As the losses from London Whale increase and Dimon’s reputation as the “saviour” of JP Morgan is tarnished, the calls for better and tighter regulations for banking increase. That’s the problem faced by the Senate Banking Committee as they consider the “Volker Rule”. As David Dayen pointed out today the rule should not so complex that it just creates more loopholes:

The Fail Whale trades showed that massive, as-yet unregulated risk still exists in our financial system, with the potential to bring down the economy once again and trigger massive taxpayer bailouts. Since the Administration already passed a law that was supposed to deal with that, they’re scrambling to restore what little of value existed in those laws. [..]

The article intimates that independent regulators have authority over writing things like the Volcker rule, and that the White House and the Treasury Department have limited ability to ensure that the rule properly follows from the legislative mandate. Given that a senior Administration official told reporters just yesterday that the losses at JPMorgan Chase would “inform… how the ultimate contours of the Volcker ruler come out-make sure that it is strong,” it’s clear that not even the Administration believes that. They appointed the regulators, and Treasury has plenty of control over almost everything related to Dodd-Frank. If they want a stronger Volcker rule, they’ll get it.

But will the Banking Committee come out with strong, simple rules regulating the gambling that banks are doing with depositor funds? There is a lot of doubt considering that not only are the Senators on the banking committee “financed” by the banks and lobbied heavily, a former lobbyist for JP Morgan Chase, Dwight Fettig is the staff director for the Senate Banking Committee. As our friend watertiger at Dependable Renegade observed “Well, isn’t that conVEEEEENient”:

The Senate Banking Committee is responding to outrage over the news that J.P. Morgan lost some $3 billion in customer money because of a risky trading strategy. The committee is preparing for two hearings with regulators, and Senator Tim Johnson (D-SD), chair of the committee, is hoping that Jamie Dimon will testify in the near future. “Our due diligence has made it clear that the Banking Committee should hear directly from JPMorgan Chase’s CEO Jamie Dimon,” Johnson said in a statement last week.
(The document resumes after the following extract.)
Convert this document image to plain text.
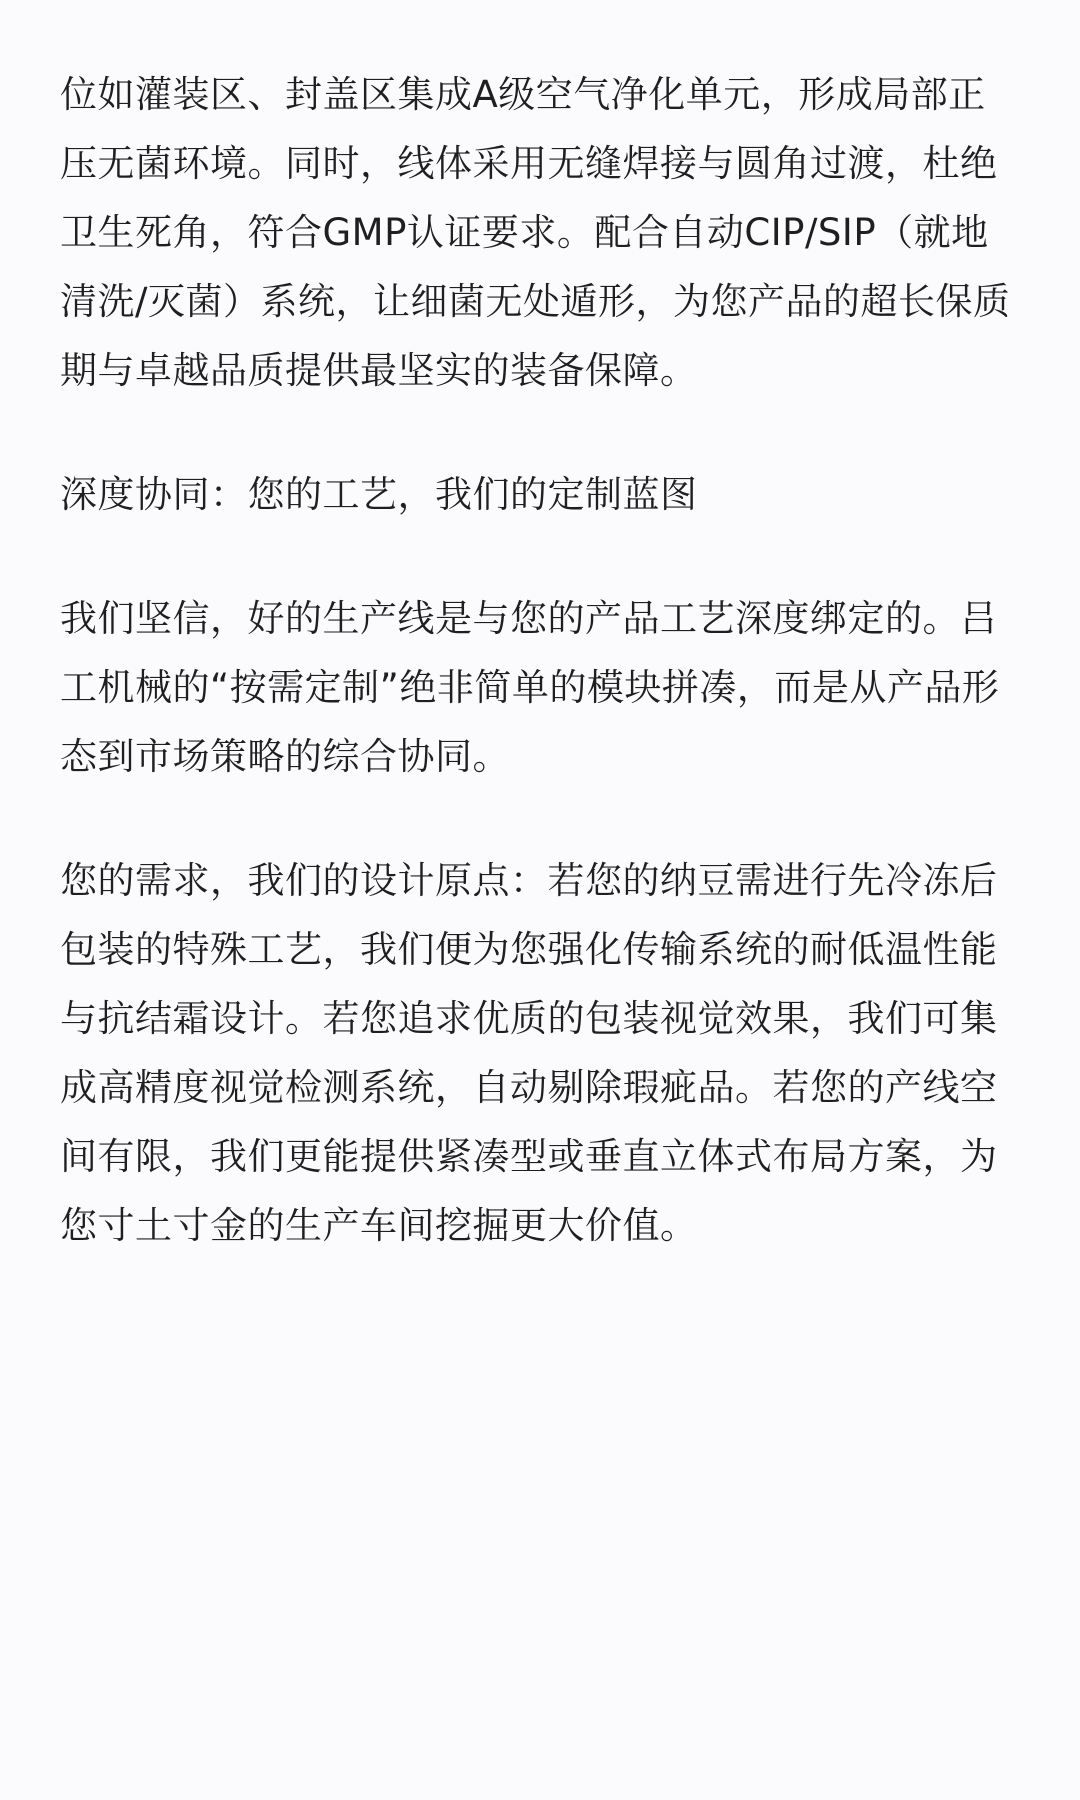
位如灌装区、封盖区集成A级空气净化单元，形成局部正压无菌环境。同时，线体采用无缝焊接与圆角过渡，杜绝卫生死角，符合GMP认证要求。配合自动CIP/SIP（就地清洗/灭菌）系统，让细菌无处遁形，为您产品的超长保质期与卓越品质提供最坚实的装备保障。

深度协同：您的工艺，我们的定制蓝图

我们坚信，好的生产线是与您的产品工艺深度绑定的。吕工机械的“按需定制”绝非简单的模块拼凑，而是从产品形态到市场策略的综合协同。

您的需求，我们的设计原点：若您的纳豆需进行先冷冻后包装的特殊工艺，我们便为您强化传输系统的耐低温性能与抗结霜设计。若您追求优质的包装视觉效果，我们可集成高精度视觉检测系统，自动剔除瑕疵品。若您的产线空间有限，我们更能提供紧凑型或垂直立体式布局方案，为您寸土寸金的生产车间挖掘更大价值。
Luckily for Dimon, the professional staff in charge of managing the banking committee will be quite familiar to him and his team of lobbyists. That’s because the staff director for the Senate Banking Committee is none other than a former J.P. Morgan lobbyist, Dwight Fettig.
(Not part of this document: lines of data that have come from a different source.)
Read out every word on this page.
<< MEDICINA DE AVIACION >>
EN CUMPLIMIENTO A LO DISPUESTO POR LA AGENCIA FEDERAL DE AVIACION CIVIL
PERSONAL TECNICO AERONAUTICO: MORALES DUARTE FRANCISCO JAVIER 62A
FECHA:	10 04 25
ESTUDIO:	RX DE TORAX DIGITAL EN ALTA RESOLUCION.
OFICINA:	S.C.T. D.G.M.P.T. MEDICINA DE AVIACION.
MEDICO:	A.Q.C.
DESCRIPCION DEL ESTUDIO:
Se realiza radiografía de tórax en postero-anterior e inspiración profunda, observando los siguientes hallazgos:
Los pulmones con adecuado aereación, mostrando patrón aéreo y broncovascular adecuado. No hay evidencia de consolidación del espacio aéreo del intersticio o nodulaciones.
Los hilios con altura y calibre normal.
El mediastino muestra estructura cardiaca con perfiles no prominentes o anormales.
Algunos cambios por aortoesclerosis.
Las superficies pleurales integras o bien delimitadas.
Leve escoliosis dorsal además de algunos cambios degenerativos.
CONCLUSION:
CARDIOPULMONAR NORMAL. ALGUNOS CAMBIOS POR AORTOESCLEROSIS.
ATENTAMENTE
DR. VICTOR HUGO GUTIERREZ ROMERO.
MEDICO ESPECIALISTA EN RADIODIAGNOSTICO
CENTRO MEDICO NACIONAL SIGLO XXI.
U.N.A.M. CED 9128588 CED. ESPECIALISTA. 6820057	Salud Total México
In 2009, Fettig was a registered lobbyist for J.P. Morgan. His disclosures show that he was hired to work on “financial services regulatory reform” and the “Restoring American Financial Stability Act of 2009″ on behalf of the investment bank. Now, as staff director for the Senate Banking Committee, he will be overseeing the hearings on J.P. Morgan’s risky proprietary trading.

I agree with Yves Smith in her NYT op-ed opinion that “for starters, reinstate Glass – Steagall”:

Preventing blow-ups like the JPMorgan “hedge” that bears no resemblance to any known hedge isn’t difficult. What makes preventing it difficult is that banks that exist only by virtue of state-granted charters – and more recently, huge transfers from the public – have persuaded public officials and regulators that they have a God-granted right not just to high levels of profit but also high levels of employee and executive compensation. [..]

Maybe it’s time to recognize that these firms are too big and in too many complex businesses to be managed. Jamie Dimon was touted as a star who could supervise a sprawling firm running huge risks, and he fell short because no one can do the job adequately. A less disaster-prone financial system requires more simplicity and redundancy. Re-instituting Glass-Steagall or other variants on the narrow banking theme isn’t a full solution, but it would make for a good start.